Heat the oil in a skillet, mix the cumin, coriander powder, salt, pepper, ginger and the smoked paprika in a bowl. Later rub the tilapia slices with the above mixture, make sure that both sides are evenly coated. Throw them into the oil one by one. Fry until the tilapia slices turn golden brown. Garnish it with some cilantro, serve it hot with mango salsa or as a side with couscous.

Tuesday, October 5, 2010

Butterscotch Cookies


All purpose flour-2 cups
Baking soda-1/2 tsp
Baking powder-1/4 tsp
Unsalted butter - 1 stick
Castor Sugar-3/4 cup
Salt-1/2 tsp
Egg-1 no
Egg yolk-1 no
Vanilla extract-1 tsp

Sugar Mixture:
Castor sugar-1/4 cup
Sugar-2 tbs


Preheat the oven to 375 degree F and line the baking tray with parchment paper. Sift together the flour, baking soda and baking powder, set it aside. Combine together the sugar mixture in another bowl and place it aside.

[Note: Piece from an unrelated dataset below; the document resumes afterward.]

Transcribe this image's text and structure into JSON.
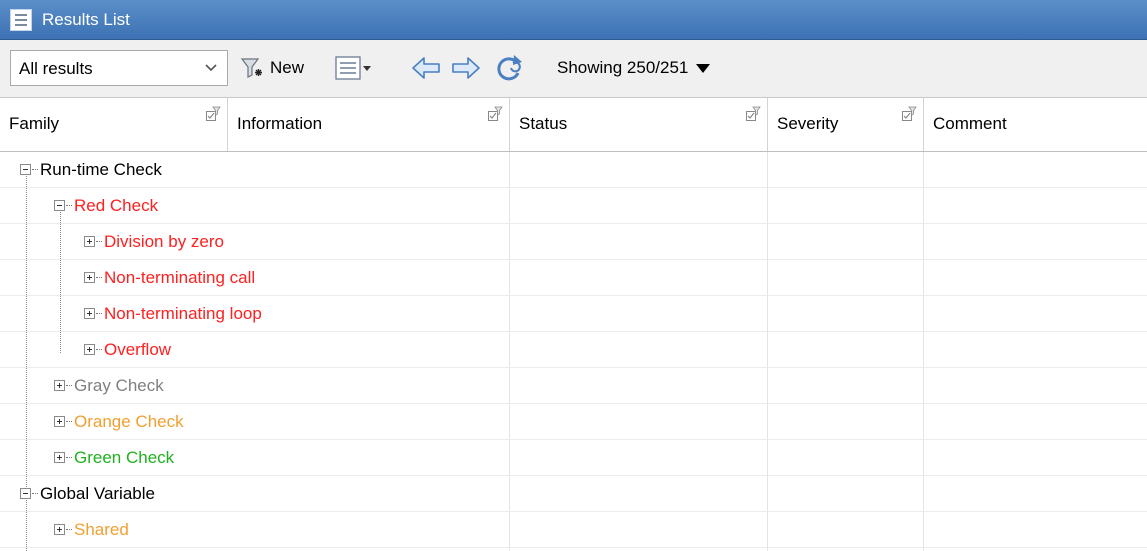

Take the butter and throw it on a thick bottomed skillet over medium heat. The butter will foam a bit before subsiding. Once the butter takes on a tan color and begins to smell nutty take it off of the heat. Add the another two tablespoons of butter and mix into it until it melts. Pour the brown butter into a mixing bowl fitted with a paddle attachment. Add the brown sugar, salt into it and mix. Add the egg, egg yolk,  vanilla extract and mix together. Add the flour mixture little by little. Mix just until the flour is incorporated. The dough will be very thick. Gently roll the dough into ball shapes. Toss them in the sugar  mixture until well coated. Place on the baking tray and sprinkle with a little bit of the salt (be reserved with the salt as very little goes a long way).
Bake for 10 to 12 minutes or until the edges have browned a bit.  Allow it to cool on the tray for one minute before transferring to a wire rack to cool completely. Tastes best with a glass of milk. I should say that it's the best cookie i ever ate.